Nope. Multicollinearity isn’t binary in most situations-- it’s a matter of degree. A problematic level of multicollinearity is what most people mean when they reference it (but many people who reference it don’t actually know if it’s a problem for their purposes or how to address it).

The situation you provided could be from that particular variable having little multicollinearity with the other variables, but the other variables might be highly collinear. In otherwords, X1 might not be related to X2 and X3, so it’s t-test is fine and it’s beta estimate is okay, but X2 and X3 might be highly collinear with each other.

Also, I edited my old post on here for clarity-- I left out a word. To summarize what I corrected: Significant F-test with no significant t-tests appears contradictory, but it is not actually contradictory.

jonta999 · April 28, 2016, 1:41am

But in one of the topic test even if one t test is significant, they have considered no multi colinearity

tickersu · April 28, 2016, 2:16am

A few things to note: first, the thread title says violation of assumptions–just keep in mind that multicollinearity isn’t a violation of the regression assumptions (unless it is perfect collinearity).

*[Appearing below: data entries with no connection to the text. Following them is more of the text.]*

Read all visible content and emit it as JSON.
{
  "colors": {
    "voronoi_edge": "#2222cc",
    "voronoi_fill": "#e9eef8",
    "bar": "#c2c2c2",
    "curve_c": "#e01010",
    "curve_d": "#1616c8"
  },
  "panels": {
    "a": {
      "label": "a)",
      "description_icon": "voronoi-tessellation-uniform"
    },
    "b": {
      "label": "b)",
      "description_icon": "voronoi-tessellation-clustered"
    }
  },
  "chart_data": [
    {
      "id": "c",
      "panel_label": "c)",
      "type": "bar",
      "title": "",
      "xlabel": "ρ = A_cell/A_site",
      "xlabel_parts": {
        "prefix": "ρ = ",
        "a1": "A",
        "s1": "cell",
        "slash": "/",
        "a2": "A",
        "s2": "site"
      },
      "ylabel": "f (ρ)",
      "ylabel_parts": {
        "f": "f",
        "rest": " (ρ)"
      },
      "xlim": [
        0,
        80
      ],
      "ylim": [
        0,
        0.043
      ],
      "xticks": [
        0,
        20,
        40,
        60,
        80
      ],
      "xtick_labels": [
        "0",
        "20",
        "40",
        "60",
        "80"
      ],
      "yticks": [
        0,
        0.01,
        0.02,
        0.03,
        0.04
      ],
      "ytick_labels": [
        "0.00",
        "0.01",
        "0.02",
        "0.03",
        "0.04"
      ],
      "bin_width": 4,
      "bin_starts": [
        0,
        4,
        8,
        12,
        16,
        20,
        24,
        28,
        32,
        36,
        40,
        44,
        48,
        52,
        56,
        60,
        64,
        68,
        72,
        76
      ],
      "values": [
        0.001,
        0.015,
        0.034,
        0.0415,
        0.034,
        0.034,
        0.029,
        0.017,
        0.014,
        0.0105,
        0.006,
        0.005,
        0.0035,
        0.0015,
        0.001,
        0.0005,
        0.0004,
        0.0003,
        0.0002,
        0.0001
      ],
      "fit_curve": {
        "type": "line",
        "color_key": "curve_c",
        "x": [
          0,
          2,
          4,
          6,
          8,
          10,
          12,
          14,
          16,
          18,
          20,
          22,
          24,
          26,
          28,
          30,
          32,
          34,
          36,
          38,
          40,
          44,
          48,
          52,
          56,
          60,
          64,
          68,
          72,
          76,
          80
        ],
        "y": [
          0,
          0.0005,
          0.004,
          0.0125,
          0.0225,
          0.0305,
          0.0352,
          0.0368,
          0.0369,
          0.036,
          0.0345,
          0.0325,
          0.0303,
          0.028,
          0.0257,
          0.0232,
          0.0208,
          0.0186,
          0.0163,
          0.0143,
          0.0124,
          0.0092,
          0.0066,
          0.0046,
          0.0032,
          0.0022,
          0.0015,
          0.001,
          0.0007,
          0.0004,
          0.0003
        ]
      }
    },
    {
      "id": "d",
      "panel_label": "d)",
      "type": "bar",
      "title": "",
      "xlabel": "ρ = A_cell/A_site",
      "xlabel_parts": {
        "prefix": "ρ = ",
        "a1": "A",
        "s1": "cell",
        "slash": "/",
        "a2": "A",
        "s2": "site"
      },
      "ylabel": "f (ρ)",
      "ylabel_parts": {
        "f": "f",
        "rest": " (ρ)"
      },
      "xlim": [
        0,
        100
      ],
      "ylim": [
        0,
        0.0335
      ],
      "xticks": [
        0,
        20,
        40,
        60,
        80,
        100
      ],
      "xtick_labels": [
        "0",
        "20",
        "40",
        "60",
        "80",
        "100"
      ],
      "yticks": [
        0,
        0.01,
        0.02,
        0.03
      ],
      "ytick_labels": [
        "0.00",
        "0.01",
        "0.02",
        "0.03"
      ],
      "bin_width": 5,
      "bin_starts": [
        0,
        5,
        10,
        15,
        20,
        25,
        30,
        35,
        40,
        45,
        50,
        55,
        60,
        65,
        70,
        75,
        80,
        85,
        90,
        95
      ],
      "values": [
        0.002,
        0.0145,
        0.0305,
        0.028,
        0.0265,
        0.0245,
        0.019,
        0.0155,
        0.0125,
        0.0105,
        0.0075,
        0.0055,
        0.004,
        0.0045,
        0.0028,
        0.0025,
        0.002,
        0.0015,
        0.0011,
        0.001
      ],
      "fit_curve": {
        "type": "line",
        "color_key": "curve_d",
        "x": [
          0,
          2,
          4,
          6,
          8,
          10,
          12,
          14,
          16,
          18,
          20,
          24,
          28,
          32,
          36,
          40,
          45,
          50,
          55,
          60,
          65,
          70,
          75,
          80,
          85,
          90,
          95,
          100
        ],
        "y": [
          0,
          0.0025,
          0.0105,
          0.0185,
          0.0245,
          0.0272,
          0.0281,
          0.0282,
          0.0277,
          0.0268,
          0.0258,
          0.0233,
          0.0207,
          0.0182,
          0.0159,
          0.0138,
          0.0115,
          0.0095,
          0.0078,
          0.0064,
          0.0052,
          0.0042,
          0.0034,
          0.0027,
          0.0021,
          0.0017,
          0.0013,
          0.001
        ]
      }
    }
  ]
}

To your actual question: I haven’t seen the question and answer choices, so there are some possibilities. The first is that the correct answer is the most likely or best answer choice (this isn’t always a totally accurate statement, it’s just better than the others). In the context of the CFA curriculum, they do a pretty poor job of covering multicollinearity (and some other regression topics). If there are only two independent variables, then it’s pretty unlikely that you have problematic MC if the t-test is significant or the pairwise correlation between the IVs is low. If there are more than two independent variables, they’ve possibly written a poor question (which they’ve done in the past).

It’s possible that the other two answer choices are very incorrect, and the “correct” choice is reasonable in certain cases.

Lastly, you asked if it’s necessarily true, and I’ve said it isn’t-- this doesn’t necessarily contradict what they’ve said (I haven’t seen what they wrote, and again, multicollinearity is a spectrum, not black or white).

How many independent variables are in the regression?